Взял лопату и обратно воротился. Иду, а сам думаю: заночевать здесь и утром за Любавой отправиться или прямо сейчас и идти? Далеко ли дойду? Они-то все, судя по следам, верховые. А мой конь чуть не помер намедни, до сих пор, небось, в мыле стоит. Привести бы его да сеном накормить.
Только к дому подошел, а из-за него на меня хмырь какой-то выскакивает. Ну, я лопатой как замахнусь, а он и визжит:
— Не бей!
— Никодим? Ты ли это, Ушастый?!
И как я сразу не признал? Уши вон как торчат в разные стороны, заостренные к концам — сразу видно, кто это. Эх, темнота проклятая да неожиданность. Чуть побратима не прибил.
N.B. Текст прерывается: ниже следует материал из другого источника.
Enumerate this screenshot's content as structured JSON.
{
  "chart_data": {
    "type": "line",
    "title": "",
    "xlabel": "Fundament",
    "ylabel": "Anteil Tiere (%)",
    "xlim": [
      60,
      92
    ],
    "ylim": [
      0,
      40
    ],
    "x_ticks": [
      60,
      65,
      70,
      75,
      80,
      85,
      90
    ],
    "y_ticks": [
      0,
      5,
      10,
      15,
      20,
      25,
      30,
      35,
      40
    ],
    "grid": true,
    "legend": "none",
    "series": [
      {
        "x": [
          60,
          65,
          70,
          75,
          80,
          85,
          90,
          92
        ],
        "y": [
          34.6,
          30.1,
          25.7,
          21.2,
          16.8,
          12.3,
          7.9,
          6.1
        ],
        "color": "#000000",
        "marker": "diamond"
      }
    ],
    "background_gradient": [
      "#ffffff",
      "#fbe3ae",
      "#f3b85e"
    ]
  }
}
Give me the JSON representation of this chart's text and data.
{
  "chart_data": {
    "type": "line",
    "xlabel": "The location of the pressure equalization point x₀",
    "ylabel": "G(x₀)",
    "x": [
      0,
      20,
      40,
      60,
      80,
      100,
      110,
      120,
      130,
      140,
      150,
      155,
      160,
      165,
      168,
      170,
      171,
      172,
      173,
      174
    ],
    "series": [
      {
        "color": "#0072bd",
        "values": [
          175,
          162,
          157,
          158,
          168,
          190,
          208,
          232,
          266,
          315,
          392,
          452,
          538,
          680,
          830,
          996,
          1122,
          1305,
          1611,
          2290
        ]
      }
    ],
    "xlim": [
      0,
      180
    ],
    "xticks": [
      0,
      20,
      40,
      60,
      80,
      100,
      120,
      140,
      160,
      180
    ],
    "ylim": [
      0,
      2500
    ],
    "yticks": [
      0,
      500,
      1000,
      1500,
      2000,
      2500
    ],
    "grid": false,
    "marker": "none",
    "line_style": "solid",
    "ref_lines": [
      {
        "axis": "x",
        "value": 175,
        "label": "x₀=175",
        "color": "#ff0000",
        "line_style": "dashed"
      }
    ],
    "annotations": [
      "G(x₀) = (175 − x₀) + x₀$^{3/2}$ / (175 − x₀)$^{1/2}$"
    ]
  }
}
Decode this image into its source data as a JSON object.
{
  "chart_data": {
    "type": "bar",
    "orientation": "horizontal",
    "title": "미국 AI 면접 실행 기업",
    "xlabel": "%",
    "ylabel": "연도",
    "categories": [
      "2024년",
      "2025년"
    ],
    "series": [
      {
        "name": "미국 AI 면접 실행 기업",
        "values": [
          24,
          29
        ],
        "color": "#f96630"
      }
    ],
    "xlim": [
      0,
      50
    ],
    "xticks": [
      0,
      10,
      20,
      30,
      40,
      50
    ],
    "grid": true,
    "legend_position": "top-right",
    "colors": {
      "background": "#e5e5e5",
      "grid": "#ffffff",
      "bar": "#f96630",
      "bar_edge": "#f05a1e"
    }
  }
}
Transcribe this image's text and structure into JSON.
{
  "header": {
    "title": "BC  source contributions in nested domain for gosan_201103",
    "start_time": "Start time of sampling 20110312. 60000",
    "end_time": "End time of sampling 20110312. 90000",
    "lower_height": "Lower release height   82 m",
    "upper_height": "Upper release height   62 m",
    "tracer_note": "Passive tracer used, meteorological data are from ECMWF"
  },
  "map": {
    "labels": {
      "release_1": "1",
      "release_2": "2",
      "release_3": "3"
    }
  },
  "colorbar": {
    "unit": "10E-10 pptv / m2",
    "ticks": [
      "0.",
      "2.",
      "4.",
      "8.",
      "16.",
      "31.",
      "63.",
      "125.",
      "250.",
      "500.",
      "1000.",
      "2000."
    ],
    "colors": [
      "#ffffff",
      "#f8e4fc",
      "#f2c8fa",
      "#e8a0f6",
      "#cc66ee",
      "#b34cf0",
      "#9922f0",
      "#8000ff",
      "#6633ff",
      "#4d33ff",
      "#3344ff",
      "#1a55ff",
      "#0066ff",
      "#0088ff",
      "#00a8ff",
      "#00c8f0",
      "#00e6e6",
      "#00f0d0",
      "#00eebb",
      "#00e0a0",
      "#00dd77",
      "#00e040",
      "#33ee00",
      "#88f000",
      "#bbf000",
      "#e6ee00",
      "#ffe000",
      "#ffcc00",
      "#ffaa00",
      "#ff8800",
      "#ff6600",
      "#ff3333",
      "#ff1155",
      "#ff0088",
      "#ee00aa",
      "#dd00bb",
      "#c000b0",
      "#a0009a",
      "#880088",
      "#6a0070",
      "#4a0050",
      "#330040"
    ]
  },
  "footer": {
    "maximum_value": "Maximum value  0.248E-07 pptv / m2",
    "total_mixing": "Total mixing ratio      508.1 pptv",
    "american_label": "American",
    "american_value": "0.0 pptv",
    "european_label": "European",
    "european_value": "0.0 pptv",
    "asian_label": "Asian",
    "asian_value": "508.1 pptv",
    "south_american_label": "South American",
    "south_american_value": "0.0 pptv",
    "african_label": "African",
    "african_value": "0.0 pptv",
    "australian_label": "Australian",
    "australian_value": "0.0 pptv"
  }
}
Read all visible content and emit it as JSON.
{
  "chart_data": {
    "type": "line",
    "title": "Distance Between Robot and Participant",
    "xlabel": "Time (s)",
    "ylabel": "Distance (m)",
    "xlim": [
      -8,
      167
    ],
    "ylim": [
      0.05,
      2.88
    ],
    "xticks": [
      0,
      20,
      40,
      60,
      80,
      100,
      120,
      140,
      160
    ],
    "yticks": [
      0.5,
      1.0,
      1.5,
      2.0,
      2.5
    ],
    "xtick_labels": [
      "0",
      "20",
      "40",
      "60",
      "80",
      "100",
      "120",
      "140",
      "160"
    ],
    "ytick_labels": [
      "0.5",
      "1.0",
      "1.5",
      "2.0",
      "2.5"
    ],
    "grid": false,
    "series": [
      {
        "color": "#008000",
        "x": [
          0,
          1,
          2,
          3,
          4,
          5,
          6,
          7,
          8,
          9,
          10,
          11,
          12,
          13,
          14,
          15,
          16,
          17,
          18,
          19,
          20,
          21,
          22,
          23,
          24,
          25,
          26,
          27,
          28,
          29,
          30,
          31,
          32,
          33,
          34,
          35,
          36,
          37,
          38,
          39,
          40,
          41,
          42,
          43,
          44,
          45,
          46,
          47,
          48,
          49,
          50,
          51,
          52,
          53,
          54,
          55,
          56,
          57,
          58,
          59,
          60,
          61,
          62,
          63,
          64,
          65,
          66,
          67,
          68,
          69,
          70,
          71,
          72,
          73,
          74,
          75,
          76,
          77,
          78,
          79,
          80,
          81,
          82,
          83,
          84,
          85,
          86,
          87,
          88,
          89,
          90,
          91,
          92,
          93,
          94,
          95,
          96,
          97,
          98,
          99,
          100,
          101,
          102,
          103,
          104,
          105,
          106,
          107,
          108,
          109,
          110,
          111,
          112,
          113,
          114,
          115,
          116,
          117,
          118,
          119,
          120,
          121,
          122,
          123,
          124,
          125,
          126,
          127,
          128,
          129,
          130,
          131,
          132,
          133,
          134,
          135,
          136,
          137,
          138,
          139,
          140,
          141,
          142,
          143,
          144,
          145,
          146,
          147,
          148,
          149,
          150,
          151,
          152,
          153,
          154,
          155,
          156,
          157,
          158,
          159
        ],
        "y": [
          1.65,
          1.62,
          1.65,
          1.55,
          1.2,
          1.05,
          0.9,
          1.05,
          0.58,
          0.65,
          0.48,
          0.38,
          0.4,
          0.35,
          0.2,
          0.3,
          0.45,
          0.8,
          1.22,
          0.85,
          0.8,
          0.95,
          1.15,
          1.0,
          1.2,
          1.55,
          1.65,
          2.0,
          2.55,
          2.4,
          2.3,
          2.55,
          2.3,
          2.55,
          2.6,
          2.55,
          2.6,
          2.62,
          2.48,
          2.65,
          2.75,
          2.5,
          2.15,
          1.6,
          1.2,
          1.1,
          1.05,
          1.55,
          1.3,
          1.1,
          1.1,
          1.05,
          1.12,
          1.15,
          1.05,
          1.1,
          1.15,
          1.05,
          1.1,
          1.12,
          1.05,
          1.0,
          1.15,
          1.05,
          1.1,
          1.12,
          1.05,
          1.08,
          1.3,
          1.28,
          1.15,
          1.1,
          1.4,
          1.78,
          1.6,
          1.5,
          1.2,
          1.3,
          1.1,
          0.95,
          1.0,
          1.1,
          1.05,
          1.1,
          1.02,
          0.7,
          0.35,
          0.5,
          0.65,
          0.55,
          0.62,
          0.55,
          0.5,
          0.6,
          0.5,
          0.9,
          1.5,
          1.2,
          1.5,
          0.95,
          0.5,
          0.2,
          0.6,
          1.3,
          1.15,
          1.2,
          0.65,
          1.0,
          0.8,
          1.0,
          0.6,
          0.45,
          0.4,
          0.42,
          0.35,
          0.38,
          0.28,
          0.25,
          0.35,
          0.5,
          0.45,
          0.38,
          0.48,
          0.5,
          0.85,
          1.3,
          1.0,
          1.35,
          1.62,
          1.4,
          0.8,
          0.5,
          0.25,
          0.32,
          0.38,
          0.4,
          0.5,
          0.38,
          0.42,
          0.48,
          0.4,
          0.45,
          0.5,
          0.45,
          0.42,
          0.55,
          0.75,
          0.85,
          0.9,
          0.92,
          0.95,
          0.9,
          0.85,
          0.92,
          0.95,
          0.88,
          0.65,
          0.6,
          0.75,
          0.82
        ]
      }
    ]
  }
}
— Я! Я! Древом Жизни клянусь! Вот те крест! — неистово начал креститься он. Да так, что аж тарахтел от налагаемых на себя крестных знамений.
— Как же ты в живых остался? — полюбопытствовал я, опуская лопату.
— Мне-то почем ведать? — развел руками он. — Воскрес?
— Тьфу! — я аж на снег сплюнул и кулак ему показал: — Поколочу!
Он-то помельче меня, сам тощий как щепка, зато уши вон какие — оттого и прозвище Ушастый. Никодим сник, шапку в руках затеребил и говорит:
— А я че? Я ниче! Иду себе, никого не трогаю! И тут откуда ни возьмись орда!
— На конях?
— На конях! — закивал неистово. — Сабли и палки у всех!
— Что за палки?
— Огненные! А из них гром!
— Тьфу! Никодим, ты мне сказки не сказывай! У меня первенец насмерть замерз, а Любаву забрали. Ты ее видел?
— Неа, — замотал ушастой головой, — я все истинно глаголю, как есть! Как все сам видывал! Своими глазами! Вот те крест! — опять затарахтел крестными знамениями он.
— Успокойся! В дом пойдем, печку растопим, успокоишься и поведаешь все по порядку.
Закивал опять неистово.
Я его в дом отправил, а сам за конем сходил. Еле нашел, завел в свой сарай, туда, где раньше козы стояли, воды ему поставил и сена заложил. Коз-то у меня больше и в помине нет — все нечестивцы проклятые украли.
Ну вот воротился я в дом, а Никодим уж и печку растопил. Ну так энто просто, а вот с дверью пришлось повозиться — петли-то с «мясом» оторвали, супостаты. От ведь нелюди! И что им неймется? Приладили мы дверь наконец, сидим у печки, и Никодим все сказывает:
— Я иду, значитца, а они отовсюду шасть! Шасть! И все на конях! И гром! И огонь из палок! — Оттопыренные уши у него так и задергались. Но уже вроде как немного успокоился, сидит у печки, греет руки о железную кружку с горячим чаем.
— Что за палки-то? — нахмурился я.
— А бес их знает! Я раньше никогда таких не видывал! Сказываю же, Михей, от Лукавого они! Палки-то! Никак, черная магия!
— Что же энто получается, черная магия опять в наш мир пришла?